Today, I took time to peruse through the Electoral Act, 2026. Shockingly, the deeper one digs into the Act, the more it becomes clear that the most consequential political engineering is happening very far away from the public debate.
Typically, Nigerians are loudly arguing about electronic transmission and BVAS, Section.60 (1-3). While that debate is valid, I have always wondered if that is where the real ambush is laid.

For me, I think the real restructuring of political power is buried in the sections governing party primaries. Sections 84 – 87 maybe the weapon fashioned against opposition parties.
These provisions look technical, even boring, but they quietly redraw the map of who can legally contest elections in 2027.
The new law has abolished indirect primaries entirely, retaining only direct and consensus primaries as valid methods for selecting candidates. This is explicitly stated in Section 84(1–2), which “recognises only direct and consensus primaries” .
At first glance, this seems like a democratic reform. But when paired with the new requirement that every political party must maintain and submit a verified digital membership register to INEC at least 21 days before primaries, the picture changes dramatically see Section 77 (1-7).
As The Punch rightly reported, digital party registers are now compulsory, and any party that fails to submit them on time “shall not be eligible to field a candidate” .
This is where the quiet ambush lies.
Many parties do not have functional, centralised membership databases. Some do not even have unified national structures. The law now demands not just a list, but a verified digital register that must be used exclusively for primaries.
The raw implications:
No parallel lists.
No emergency adjustments.
No improvisation.
For parties with factional crises, competing executives, or weak grassroots structures, this requirement is a ticking time bomb.
Direct primaries add another layer of difficulty.
They require nationwide mobilisation, transparent membership verification, and significant financial resources.
As rightly reported by The Daily Post, the Act mandates digital registers and direct primaries as part of a broader push for transparency and internal democracy . But transparency is expensive. Internal democracy is messy. And logistics are unforgiving. A single flawed primary can nullify an entire slate of candidates.
This is where the structural advantage of the APC becomes impossible to ignore. APC apparently aware of the law beforehand, already has a comfortable headstart.
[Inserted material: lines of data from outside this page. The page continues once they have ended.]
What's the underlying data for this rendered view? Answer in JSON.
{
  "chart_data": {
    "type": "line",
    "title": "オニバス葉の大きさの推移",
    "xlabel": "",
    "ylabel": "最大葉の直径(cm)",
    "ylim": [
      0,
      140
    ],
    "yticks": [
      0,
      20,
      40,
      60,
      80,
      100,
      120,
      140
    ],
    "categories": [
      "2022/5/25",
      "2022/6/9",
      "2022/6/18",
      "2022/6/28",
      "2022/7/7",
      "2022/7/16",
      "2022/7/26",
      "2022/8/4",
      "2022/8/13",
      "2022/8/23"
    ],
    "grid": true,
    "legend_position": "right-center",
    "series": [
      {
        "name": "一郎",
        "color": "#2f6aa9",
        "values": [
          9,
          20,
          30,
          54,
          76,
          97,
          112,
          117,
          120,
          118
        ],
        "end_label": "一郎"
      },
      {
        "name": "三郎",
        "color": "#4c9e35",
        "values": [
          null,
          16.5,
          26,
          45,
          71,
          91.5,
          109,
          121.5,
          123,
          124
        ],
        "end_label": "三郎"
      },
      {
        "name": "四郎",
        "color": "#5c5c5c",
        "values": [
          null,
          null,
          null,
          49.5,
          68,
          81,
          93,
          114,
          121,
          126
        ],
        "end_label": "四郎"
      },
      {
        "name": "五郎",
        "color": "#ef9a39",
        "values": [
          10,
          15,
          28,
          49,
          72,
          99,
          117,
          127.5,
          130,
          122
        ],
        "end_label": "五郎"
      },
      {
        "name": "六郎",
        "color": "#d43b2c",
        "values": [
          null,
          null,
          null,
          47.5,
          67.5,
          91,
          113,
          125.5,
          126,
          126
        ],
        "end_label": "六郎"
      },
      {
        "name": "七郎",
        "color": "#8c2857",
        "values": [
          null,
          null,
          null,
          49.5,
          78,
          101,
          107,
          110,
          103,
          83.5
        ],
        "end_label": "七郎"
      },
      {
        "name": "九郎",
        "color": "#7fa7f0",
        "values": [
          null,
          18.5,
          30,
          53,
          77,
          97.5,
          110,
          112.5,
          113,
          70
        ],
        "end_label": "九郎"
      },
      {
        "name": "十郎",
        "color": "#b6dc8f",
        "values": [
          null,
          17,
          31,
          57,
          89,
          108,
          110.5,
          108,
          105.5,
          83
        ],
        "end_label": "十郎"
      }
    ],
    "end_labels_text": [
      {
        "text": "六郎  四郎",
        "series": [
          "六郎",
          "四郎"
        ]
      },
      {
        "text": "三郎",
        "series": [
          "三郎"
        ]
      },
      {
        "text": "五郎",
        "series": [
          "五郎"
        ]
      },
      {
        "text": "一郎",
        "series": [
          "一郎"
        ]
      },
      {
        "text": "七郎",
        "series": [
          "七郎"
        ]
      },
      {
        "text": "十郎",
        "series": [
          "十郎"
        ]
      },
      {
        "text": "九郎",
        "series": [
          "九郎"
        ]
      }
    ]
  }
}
They already maintain a large, centralised membership database.
Added to it, APC has the financial muscle and nationwide presence to conduct direct primaries without collapsing under the weight of logistics.
Its internal culture makes consensus more achievable than in opposition parties where factions often cannot agree on ward executives, let alone gubernatorial or presidential candidates.
The brilliance of this legislative shift is its subtlety. Nothing in the law appears overtly partisan. Nothing sparks mass outrage. Yet the consequences are profound. By the time many parties realise the implications, the deadlines for digital registers will have passed, primaries will be invalidated, and the courts will be flooded with challenges.
The 2027 ballot may shrink dramatically because parties failed to meet administrative thresholds they never took seriously.
The most troubling gap in the new Electoral Act is the complete silence on Candidates Qualifications. No section talked explicitly the Candidate’s Qualifications criteria for the general election. Section 29 (5) is restricted to those who contested primaries that can challenge contents of candidate’s nomination form. This carefully protected those whose academic qualifications are either forged of non-existent. I stand to be corrected if I understand this wrongly.
Finally, as expected of anything APC touches, the public conversation is happening in one place, but the real political ambush is happening somewhere else entirely.
The Electoral Act 2026 doesn’t just change how Nigerians vote; it changes who gets to be on the ballot at all. The question now is not whether the opposition understands this shift, but whether they can reorganise fast enough to survive it.
Opposition parties must insist that the electoral Act be revisited or they boycott the election for APC.
Perhaps that’s what APC secretly desires.